Had everyone had to put in real cash equity, like the old days, none of this would have happened.

The derivatives market was similar. Derivatives began to be used by commercial companies to offset currency risk in the seventies and the first interest rate swap was in 1981. They were designed so corporations could control and mitigate risk on specific transactions. Then in 2000 the hedge funds and traders go into the game and everything exploded. By 2008 derivatives amounted to -ready for this-$684 Trillion. Credit default swaps alone were started in 2003 and by 2008 they were at $60 Trillion.

Derivatives became a trading vehicle for Wall St instead of a financial instrument used by companies to hedge transaction by transaction risk.
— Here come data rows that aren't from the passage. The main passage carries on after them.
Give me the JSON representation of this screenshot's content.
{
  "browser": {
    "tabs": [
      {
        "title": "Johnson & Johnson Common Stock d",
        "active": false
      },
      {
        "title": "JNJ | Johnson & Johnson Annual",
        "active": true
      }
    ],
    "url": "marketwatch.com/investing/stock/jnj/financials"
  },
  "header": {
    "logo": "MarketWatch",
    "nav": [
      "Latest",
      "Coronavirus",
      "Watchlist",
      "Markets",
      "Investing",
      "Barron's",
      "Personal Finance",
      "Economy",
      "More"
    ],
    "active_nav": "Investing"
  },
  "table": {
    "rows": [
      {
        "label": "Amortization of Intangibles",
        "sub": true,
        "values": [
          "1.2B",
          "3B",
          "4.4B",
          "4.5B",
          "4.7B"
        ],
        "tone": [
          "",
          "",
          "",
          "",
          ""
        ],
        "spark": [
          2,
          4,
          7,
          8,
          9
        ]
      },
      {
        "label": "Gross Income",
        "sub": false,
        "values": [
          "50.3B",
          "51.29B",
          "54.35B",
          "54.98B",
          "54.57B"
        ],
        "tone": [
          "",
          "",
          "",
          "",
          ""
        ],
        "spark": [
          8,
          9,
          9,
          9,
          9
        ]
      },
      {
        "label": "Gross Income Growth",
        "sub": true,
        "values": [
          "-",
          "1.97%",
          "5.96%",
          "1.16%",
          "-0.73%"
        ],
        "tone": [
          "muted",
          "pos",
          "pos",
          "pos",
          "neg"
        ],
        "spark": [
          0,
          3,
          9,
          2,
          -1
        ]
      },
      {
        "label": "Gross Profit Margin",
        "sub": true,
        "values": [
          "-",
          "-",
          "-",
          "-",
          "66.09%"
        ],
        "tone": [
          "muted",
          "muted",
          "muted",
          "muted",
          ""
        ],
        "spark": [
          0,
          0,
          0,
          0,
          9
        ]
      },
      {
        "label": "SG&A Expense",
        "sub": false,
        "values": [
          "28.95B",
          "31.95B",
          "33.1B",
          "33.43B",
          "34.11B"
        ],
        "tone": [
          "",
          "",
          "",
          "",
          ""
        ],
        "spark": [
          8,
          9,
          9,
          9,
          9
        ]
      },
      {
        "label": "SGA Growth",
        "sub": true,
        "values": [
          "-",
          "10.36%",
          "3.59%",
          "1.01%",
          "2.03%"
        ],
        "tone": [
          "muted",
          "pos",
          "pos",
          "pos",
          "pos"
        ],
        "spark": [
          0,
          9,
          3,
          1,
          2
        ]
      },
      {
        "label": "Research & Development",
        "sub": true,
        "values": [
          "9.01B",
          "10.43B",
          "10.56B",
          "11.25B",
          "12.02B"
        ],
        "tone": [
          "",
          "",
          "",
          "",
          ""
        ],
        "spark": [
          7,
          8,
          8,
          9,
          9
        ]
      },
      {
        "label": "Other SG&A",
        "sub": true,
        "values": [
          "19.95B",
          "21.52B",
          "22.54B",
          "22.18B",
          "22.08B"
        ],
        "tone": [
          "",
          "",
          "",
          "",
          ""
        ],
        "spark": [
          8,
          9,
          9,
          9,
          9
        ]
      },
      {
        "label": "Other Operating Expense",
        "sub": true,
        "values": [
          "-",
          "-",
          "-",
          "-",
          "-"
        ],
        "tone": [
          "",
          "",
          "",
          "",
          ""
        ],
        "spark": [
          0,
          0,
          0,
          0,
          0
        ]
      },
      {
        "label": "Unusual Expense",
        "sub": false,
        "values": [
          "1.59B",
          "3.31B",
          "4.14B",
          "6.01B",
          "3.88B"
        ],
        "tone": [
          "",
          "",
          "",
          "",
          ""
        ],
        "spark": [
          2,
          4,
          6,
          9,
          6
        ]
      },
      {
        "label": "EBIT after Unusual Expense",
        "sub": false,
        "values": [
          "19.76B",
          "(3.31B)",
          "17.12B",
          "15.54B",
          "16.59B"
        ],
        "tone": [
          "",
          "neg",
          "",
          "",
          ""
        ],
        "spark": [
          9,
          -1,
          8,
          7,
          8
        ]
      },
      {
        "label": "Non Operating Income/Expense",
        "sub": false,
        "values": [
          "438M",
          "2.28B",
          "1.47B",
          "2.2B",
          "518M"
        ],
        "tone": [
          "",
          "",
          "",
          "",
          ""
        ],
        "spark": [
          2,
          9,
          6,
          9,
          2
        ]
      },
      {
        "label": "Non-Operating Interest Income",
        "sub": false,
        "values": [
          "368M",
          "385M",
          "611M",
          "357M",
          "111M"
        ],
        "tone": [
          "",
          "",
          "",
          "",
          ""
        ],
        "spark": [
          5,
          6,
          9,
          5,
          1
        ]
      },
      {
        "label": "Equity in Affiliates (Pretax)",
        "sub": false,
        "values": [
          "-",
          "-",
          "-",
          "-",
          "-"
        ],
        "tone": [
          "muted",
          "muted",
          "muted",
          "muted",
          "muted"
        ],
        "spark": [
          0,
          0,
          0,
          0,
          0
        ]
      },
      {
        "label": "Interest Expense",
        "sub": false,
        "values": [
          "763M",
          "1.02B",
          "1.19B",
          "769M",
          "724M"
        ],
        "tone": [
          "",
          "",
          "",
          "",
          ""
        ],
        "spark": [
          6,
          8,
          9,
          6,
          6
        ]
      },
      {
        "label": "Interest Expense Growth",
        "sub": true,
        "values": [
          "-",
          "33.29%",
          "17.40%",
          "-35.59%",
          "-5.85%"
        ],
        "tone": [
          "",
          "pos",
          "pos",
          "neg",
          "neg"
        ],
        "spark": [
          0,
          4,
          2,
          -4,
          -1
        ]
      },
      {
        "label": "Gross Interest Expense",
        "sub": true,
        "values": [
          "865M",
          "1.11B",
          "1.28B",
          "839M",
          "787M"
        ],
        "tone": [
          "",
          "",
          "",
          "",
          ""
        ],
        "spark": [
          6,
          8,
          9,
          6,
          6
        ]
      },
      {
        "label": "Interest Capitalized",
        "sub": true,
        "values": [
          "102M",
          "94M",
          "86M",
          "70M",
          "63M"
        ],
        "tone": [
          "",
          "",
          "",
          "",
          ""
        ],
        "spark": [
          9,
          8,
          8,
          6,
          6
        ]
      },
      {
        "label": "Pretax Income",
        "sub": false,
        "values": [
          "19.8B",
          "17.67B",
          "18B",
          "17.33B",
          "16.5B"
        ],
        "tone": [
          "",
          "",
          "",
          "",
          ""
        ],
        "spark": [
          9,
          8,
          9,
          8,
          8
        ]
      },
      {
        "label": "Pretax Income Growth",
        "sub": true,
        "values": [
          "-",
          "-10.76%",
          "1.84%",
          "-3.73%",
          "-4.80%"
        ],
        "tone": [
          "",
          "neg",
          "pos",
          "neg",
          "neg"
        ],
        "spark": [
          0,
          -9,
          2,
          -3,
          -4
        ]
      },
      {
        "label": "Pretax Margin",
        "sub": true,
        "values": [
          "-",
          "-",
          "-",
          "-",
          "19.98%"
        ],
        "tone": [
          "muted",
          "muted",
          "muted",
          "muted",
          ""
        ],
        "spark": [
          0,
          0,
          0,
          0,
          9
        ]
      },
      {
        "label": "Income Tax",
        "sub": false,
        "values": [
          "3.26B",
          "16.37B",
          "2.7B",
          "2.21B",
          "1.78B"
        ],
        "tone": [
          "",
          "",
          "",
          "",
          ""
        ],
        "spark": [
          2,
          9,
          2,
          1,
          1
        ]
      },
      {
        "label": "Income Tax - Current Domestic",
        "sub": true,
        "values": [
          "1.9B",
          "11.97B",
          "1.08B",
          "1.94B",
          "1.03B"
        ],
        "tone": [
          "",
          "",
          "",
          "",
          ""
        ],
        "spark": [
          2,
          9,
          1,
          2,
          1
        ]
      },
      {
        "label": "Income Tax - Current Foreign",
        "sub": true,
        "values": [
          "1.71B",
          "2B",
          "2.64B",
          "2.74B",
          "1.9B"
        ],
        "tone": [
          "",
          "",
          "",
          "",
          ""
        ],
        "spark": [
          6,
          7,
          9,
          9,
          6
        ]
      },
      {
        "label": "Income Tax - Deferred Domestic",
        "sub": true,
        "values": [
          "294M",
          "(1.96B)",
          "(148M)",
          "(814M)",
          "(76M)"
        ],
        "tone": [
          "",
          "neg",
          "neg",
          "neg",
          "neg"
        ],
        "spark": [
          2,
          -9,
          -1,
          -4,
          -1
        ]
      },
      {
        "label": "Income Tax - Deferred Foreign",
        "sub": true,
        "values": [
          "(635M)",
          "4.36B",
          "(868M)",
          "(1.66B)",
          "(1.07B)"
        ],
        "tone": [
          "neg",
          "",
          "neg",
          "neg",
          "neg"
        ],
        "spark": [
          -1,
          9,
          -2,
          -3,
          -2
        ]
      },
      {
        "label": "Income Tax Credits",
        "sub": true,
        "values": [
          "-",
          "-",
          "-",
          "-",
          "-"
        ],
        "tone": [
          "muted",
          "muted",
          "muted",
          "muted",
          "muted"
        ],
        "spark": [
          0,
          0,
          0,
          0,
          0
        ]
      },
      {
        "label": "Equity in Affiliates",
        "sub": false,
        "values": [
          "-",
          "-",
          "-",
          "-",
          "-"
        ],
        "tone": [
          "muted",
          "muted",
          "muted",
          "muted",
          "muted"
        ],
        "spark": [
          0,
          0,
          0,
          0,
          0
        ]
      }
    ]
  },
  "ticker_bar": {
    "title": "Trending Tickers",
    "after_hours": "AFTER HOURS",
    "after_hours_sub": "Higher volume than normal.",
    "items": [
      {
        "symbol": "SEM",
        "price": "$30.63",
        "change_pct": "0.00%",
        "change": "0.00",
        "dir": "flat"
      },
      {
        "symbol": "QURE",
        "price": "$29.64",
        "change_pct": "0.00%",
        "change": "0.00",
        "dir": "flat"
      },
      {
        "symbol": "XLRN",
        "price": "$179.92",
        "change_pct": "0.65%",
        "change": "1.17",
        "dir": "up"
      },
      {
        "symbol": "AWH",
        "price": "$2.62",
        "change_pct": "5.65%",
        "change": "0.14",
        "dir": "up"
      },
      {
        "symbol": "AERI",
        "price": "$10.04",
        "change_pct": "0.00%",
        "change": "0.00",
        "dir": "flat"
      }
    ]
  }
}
With numbers like these is it any wonder it blew up. It is unclear if anyone really knows how much risk is really out there or if the counterparties to all these trades are good for the money. Risk became forgotten and the traders just were playing with virtual money.

Now Treasury wants to and should, regulate all this. The problem is old time corporate derivatives are custom designed and not easily subject to a central exchange. The economics change badly if they are required to have a margin deposit. That is very different than the case with traders just trading securities called derivatives which do work on exchanges. This is what the industry, Treasury and Congress need to sort out and why it made everyone nuts when Pelosi stuck a derivatives amendment onto cap and trade at midnight, with no understanding of what was at stake. Now people who do understand are working on fixing this. You will be reading a lot more about all this very soon.